Le puissant brasier jetait encore une fois de hautes flammes, qu’il poussait vers le ciel, et les murs d’Ilion paraissaient rouges, à travers la nuit sombre ; l’amas énorme du bois entassé, venant à s’écrouler, produisit un dernier embrasement : les ossements d’Hector s’affaissèrent, et le plus illustre des Troyens n’était plus qu’une cendre éparse sur le sol.

Alors Achille se leva de son siège devant sa tente, où il passait, à veiller, les heures de la nuit. Il contemplait les jeux effrayants de la flamme lointaine et le mouvement de la lueur changeante, sans quitter des yeux la citadelle rougeâtre de Pergame. Il sentait encore, dans le fond de son cœur, la haine du mort qui avait frappé son ami, et qui maintenant descendait dans la sépulture.

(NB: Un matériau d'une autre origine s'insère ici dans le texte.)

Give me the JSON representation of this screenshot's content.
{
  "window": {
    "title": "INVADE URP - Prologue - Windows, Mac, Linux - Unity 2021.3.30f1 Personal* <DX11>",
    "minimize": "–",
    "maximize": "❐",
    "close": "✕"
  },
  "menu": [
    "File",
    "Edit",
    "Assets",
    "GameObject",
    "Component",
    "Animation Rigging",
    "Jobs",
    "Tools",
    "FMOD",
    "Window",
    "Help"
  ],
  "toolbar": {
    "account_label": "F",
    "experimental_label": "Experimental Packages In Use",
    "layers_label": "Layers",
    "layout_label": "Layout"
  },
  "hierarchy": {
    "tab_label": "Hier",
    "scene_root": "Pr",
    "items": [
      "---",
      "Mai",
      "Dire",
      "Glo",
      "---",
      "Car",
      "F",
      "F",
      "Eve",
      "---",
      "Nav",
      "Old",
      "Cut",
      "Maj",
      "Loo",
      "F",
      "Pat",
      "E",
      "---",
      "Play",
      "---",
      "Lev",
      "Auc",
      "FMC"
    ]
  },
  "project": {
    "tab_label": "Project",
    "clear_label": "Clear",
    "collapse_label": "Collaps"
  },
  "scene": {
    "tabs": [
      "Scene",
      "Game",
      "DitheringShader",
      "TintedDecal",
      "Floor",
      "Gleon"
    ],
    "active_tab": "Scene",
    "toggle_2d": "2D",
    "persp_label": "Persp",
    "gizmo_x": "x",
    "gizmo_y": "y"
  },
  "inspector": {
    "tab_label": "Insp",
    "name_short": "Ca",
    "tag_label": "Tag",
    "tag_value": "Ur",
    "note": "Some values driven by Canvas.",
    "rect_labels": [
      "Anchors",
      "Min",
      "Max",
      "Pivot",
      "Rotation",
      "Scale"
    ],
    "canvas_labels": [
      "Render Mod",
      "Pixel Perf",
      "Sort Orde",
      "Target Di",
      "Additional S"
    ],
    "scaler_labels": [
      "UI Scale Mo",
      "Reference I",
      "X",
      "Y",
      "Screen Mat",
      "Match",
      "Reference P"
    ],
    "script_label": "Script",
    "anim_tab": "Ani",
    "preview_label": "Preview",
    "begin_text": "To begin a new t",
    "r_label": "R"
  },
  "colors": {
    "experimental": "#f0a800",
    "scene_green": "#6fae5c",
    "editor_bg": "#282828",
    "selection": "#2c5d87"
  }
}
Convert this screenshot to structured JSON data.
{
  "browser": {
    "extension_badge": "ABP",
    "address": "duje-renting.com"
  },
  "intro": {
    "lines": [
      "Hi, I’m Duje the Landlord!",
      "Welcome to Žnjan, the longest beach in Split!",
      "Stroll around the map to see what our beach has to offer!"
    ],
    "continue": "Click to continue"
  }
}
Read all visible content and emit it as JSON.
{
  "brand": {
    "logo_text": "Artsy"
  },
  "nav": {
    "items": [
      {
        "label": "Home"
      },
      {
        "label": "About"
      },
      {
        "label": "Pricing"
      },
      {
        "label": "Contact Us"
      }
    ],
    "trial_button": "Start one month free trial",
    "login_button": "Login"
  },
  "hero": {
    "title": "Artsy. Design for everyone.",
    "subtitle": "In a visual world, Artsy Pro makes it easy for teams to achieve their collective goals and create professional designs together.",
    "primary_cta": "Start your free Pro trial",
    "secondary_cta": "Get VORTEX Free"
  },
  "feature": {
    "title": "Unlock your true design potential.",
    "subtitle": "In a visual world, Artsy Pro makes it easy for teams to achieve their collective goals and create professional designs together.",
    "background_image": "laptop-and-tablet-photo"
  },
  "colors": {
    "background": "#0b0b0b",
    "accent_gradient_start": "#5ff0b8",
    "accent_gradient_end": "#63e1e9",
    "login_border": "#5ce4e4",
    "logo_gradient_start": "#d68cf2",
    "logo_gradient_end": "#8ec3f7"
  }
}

Mais, lorsque la fureur du feu dévorant se fut apaisée par degrés, et qu’en même temps la déesse aux doigts de roses embellit la mer et le rivage, en sorte que les flammes horribles pâlirent, l’héroïque fils de Pélée, saisi d’une émotion douce et profonde, se tourna vers Antiloque, et lui dit ces graves paroles :

« Ainsi viendra le jour, où des ruines d’Ilion s’élèveront bientôt la fumée et la flamme, poussées par les vents de Thrace ; elles obscurciront la longue cime de l’Ida et le sommet de Gargare. Mais je ne les verrai pas. L’aurore vigilante m’a trouvé recueillant les os de Patrocle ; elle trouve les frères d’Hector oc-

  1. Gœthe a laissé ce poème inachevé.